RICS survey highlights strong rental market14 Oct 2022 16:31
Today’s RICS housing market survey, in our view, paints a much brighter
picture of Watkin Jones’s rental sector than that in the sales market.
Surveyors expect strong growth in rents to continue, driven by strong
tenant demand and constricted supply. We believe that part of the reason
for the arguably excessive reaction of the share price to last week’s trading
update may be the weakness of the national housebuilders, but they
operate in the currently more challenged sales market.
? Stronger rental market data. The monthly RICS Residential Market Survey
is widely view as among the best leading indicators of trends in the sales
market. The quarterly lettings report, out this morning (see over), shows
that a +36% ‘balance’ of agents (% seeing a rise less those seeing a fall)
reported rising tenant demand in Q3. Meanwhile, new landlord
instructions continued their five-year-long decline. This widening
imbalance led to a +57% balance expecting rents to rise further over the
next three months. The monthly sales survey shows -36% and -18%
balances for the equivalents of buyer enquiries and price expectations.
? Higher funding costs. WJG’s share price has fallen by 47% since the 4
October FY22E trading update (see Strong rental market offset by margin
pressure), despite management buying over 72,000 shares the following
day (see Board’s share purchases highlight confidence). We reduced our
estimates due to pricing softness on sales in H2, with institutions facing
higher funding costs. Two forward sales that were planned to close in
September are now planned to transact in FY23E due to market volatility.
? Long-term rental demand offers land prospects.
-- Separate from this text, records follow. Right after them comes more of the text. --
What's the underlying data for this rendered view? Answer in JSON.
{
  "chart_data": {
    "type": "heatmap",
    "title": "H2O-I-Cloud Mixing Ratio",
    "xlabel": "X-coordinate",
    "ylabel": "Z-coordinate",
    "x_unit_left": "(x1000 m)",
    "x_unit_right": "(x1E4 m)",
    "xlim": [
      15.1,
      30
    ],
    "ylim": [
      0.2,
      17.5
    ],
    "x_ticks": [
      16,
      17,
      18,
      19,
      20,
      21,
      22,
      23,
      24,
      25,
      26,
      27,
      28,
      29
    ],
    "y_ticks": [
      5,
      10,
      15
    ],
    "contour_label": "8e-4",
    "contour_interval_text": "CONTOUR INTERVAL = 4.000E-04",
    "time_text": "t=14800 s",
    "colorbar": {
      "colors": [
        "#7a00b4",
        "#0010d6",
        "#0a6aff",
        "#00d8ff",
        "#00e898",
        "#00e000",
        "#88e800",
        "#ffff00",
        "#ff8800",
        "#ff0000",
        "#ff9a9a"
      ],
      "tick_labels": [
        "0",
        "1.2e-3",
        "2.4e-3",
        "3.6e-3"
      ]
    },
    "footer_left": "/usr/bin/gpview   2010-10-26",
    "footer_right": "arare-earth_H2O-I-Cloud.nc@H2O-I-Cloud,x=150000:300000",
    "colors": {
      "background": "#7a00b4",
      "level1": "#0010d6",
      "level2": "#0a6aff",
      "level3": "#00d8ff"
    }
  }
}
We believe that WJG’s
build-to-rent (BTR) and student accommodation markets offer long-term
growth opportunities, driven by the rising demand among tenants and the
attractive income characteristics for institutional investors of BTR,
highlighted in today’s RICS survey. The group’s £75m net cash could offer
major opportunities in a now possibly less competitive land market.
? Unique capital-light, low-risk model. WJG develops BTR, student and
urban regeneration assets, forward-funded by institutions, which in our
view reduces risk with low capital tie-up. The accommodation
management division has relatively sustainable revenues (page 4).
? Valuation. Following the steep fall in the shares, the cash-rich group is
trading at a FY23E PER of 5.1x and dividend yield of 9.9%.